P5 東京国立博物館蔵
(読み)
昼 夜三 度宛 半 太夫 庭 ヨリ湧 出て一 村 ニ樋
ちゅうやさんどずつはんだゆうにわよりわきでていっそんにひ
を以 テかける塩 氣あつて熱 湯 なり江戸へ快 く
をもってかけるしおけあってねっとうなりえどへこころよく
して長 﨑 の方 へおも武く事 を申 遣 ス湯入 の者
してながさきのほうへおもむくことをもうしつかわすゆいりのもの
浅 草 へかへる人 尓多能武
あさくさへかえるひとにたのむ
頭注[熱 海ヘハ其 後四五度モ行ク一 昨 年 半 太 夫方
あたみへはそのごしごどもゆくいっさくねんはんだゆうかた
ニて入 湯 セし時 二代 目也 前 の半 太夫 ハ甚 タおもしろ
にてにゅうとうせしときにだいめなりまえのはんだゆうははなはだおもしろ
き人 なりき]
きひとなりき
廿 八 日 曇 て少 々 雨 此日初 て海 岸 を歩ス不
にじゅうはちにちくもりてしょうしょうあめこのひはじめてかいがんをほすふ
漁 とて魚 春くなし
りょうとてさかなすくなし
廿 九日 朝 雨 七 時比 天 氣トナル今 井ニ一 碧 桜 ト
にじゅうくにちあさあめしちじころてんきとなるいまいにいっぺきろうと
云 有 画など認 メ持参 し多る蘭 器蘭 書 ナト
いうありがなどしたためじさんしたるらんきらんしょなど
取 出し皆 々 尓見せける尓事(コウ)好(ヅ)なる者 もなし
とりだしみなみなにみせけるに こう ず なるものもなし
見 物 山 の如 jし
けんぶつやまのごとし
(大意)駄文の続き
4月27日
朝から雨だ。
江漢、湯治場は初めてで興味津々である。
「塩気ありて熱湯なり」」
湯に指を突っ込んでぺろっと舐めたのだろう。
これより27年後文化12年に、此の日の日記の頭注に次のように書き込んでいる。
「熱海へは其後四五度も行く。
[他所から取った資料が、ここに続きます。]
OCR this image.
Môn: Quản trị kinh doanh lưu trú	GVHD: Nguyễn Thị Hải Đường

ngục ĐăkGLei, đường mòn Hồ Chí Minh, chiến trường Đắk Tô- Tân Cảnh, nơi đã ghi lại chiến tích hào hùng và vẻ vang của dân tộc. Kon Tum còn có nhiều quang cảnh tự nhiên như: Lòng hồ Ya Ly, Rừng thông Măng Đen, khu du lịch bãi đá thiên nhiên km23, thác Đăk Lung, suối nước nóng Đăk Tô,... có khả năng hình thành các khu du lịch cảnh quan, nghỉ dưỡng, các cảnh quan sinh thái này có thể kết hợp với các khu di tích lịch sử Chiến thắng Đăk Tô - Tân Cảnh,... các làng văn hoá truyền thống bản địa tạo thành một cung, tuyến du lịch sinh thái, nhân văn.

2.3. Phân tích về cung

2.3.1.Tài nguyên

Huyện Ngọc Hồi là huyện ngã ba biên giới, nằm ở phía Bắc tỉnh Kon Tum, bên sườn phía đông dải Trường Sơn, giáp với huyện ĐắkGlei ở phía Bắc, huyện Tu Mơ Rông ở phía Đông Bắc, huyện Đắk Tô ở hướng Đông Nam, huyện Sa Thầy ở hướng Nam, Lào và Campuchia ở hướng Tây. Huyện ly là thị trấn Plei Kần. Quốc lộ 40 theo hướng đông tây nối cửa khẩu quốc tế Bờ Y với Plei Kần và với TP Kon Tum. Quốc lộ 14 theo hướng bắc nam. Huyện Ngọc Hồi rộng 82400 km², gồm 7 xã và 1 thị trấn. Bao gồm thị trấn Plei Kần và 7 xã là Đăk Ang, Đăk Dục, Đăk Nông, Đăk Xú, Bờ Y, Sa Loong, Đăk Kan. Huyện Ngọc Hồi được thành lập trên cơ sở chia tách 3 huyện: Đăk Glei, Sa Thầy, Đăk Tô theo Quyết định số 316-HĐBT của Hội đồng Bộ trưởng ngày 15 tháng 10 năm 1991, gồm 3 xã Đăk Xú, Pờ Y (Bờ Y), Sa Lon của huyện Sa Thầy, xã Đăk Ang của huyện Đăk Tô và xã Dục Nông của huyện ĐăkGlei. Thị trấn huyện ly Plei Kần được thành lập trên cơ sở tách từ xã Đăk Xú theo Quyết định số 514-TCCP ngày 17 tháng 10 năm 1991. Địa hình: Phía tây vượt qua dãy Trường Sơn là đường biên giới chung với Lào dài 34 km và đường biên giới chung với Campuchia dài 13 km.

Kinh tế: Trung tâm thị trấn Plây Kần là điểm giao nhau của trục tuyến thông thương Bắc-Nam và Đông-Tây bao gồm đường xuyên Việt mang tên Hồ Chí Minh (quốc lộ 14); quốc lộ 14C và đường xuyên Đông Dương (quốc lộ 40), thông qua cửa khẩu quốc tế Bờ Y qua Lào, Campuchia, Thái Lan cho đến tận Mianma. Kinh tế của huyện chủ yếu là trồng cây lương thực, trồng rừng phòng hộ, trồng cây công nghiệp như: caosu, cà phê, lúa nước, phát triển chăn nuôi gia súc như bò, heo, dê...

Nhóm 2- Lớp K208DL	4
一昨年半太夫方にて入湯せし時、二代目也。前の半太夫は、甚だおもしろき人なりき。」
よっぽど気に入ったとみえ、4,5回も行っている。
江戸から約108Km、駕籠に乗ることもあったろうが、基本は歩きだ。
いやはや、当時の人達のなんと健脚なこと、真似はできない。
湯につかり隣の人と、とりとめのないはなしをしてたときのことだ。
その人どうやら浅草に帰るらしい。
申し訳ないが、ひとつ手紙を書くので江戸までお願いできますかと云い終わらない内に
おやすいことでと、はなしはまとまった。
手紙は「快くして長崎の方へおもむく事を遣す。」
3年経たねば帰国せずとの固い決心なぞどこ吹く風、おもいっきり優柔不断・朝令暮改、揺れに揺れる心境だったが、やっとやっとやぁ〜っと、西へ向かう決心がついたようである。
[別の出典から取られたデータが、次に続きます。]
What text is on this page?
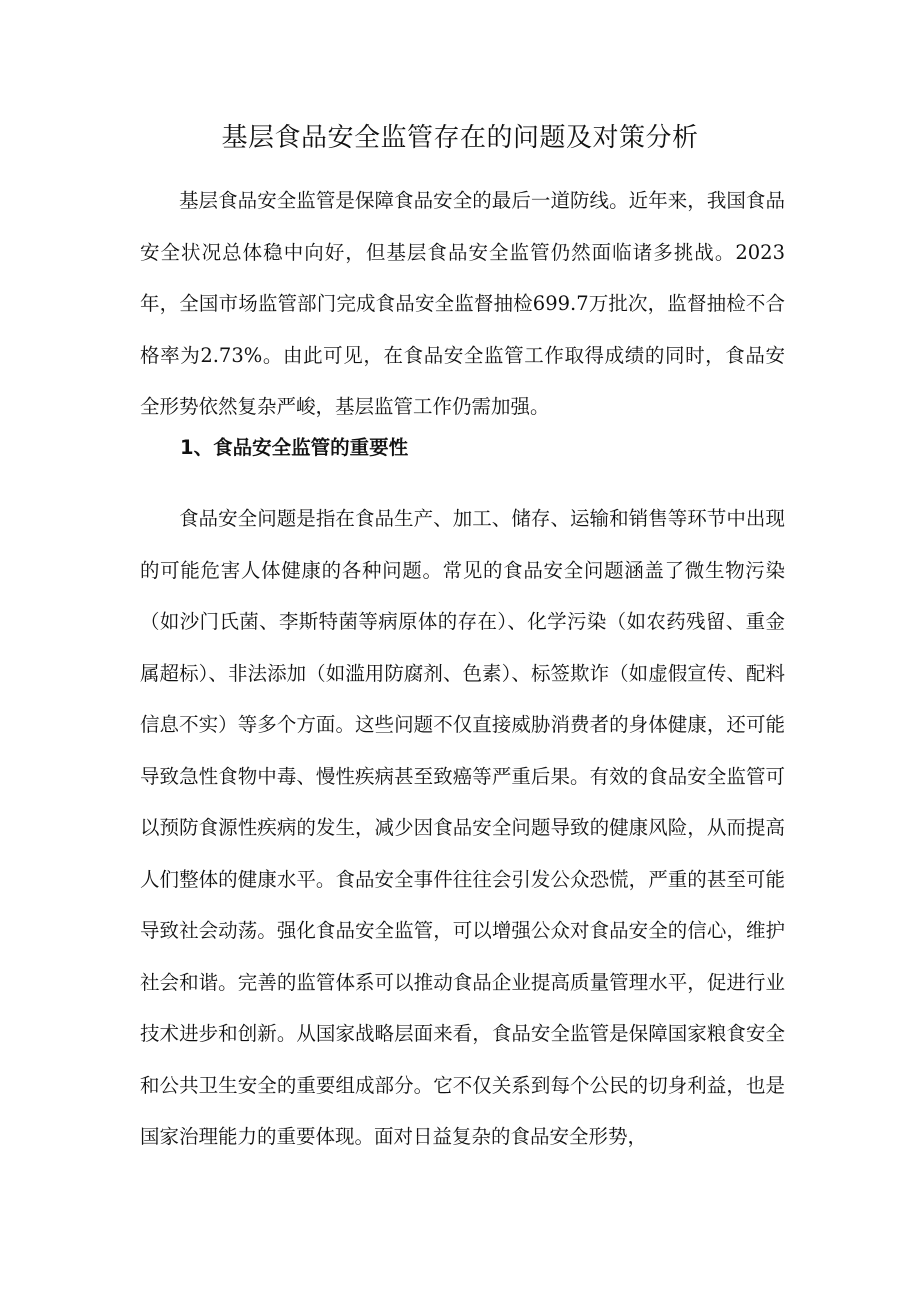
基层食品安全监管存在的问题及对策分析

基层食品安全监管是保障食品安全的最后一道防线。近年来，我国食品安全状况总体稳中向好，但基层食品安全监管仍然面临诸多挑战。2023年，全国市场监管部门完成食品安全监督抽检699.7万批次，监督抽检不合格率为2.73%。由此可见，在食品安全监管工作取得成绩的同时，食品安全形势依然复杂严峻，基层监管工作仍需加强。

1、食品安全监管的重要性

食品安全问题是指在食品生产、加工、储存、运输和销售等环节中出现的可能危害人体健康的各种问题。常见的食品安全问题涵盖了微生物污染（如沙门氏菌、李斯特菌等病原体的存在）、化学污染（如农药残留、重金属超标）、非法添加（如滥用防腐剂、色素）、标签欺诈（如虚假宣传、配料信息不实）等多个方面。这些问题不仅直接威胁消费者的身体健康，还可能导致急性食物中毒、慢性疾病甚至致癌等严重后果。有效的食品安全监管可以预防食源性疾病的发生，减少因食品安全问题导致的健康风险，从而提高人们整体的健康水平。食品安全事件往往会引发公众恐慌，严重的甚至可能导致社会动荡。强化食品安全监管，可以增强公众对食品安全的信心，维护社会和谐。完善的监管体系可以推动食品企业提高质量管理水平，促进行业技术进步和创新。从国家战略层面来看，食品安全监管是保障国家粮食安全和公共卫生安全的重要组成部分。它不仅关系到每个公民的切身利益，也是国家治理能力的重要体现。面对日益复杂的食品安全形势，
さぁゆくぞと決心を繰り返し、約2週間後に手紙で其の決心を伝えているわけだが、
受け取った奥方、どんな気持ちだったろう。
しょうがない人ねぇ、か。
まぁ、とにかく江漢先生、手紙を書くことによって退路をふさぎ、
今度こそ決心を固めたようだ。
4月28日
昨日に引き続き、曇って小雨降るなか、初めて海岸を散歩した。
地元の漁師さんか、魚屋さんとでも世間話をしたのだろうか
不漁で魚が少ないと記している。
4月29日(西暦6月3日)
朝から雨がまだ降っていたが、夕方4時頃やっと天気になった。
一碧楼という宿の離れに出かけて、画を描いたり、
天秤棒で担いできたオランダの品々を自慢げに、
江漢先生たくさんの湯治客などに見せびらかすのだが、
どうも興味深げに見てくれる人はなく、がっかり。
旅に出て、初めてウンチクをたれようとしたのに出鼻をくじかれたが、
熱海の湯と付近の景色に好奇心全開する。
(補足)
頭注「一昨年」、文化十(1813)年のこと。
「一碧桜」、延宝年間(1673〜1680)に建てられた湯店の離れで、茶人向きに数寄をこらしたうえ、熱海の眺望をほしいままにするように造られていた。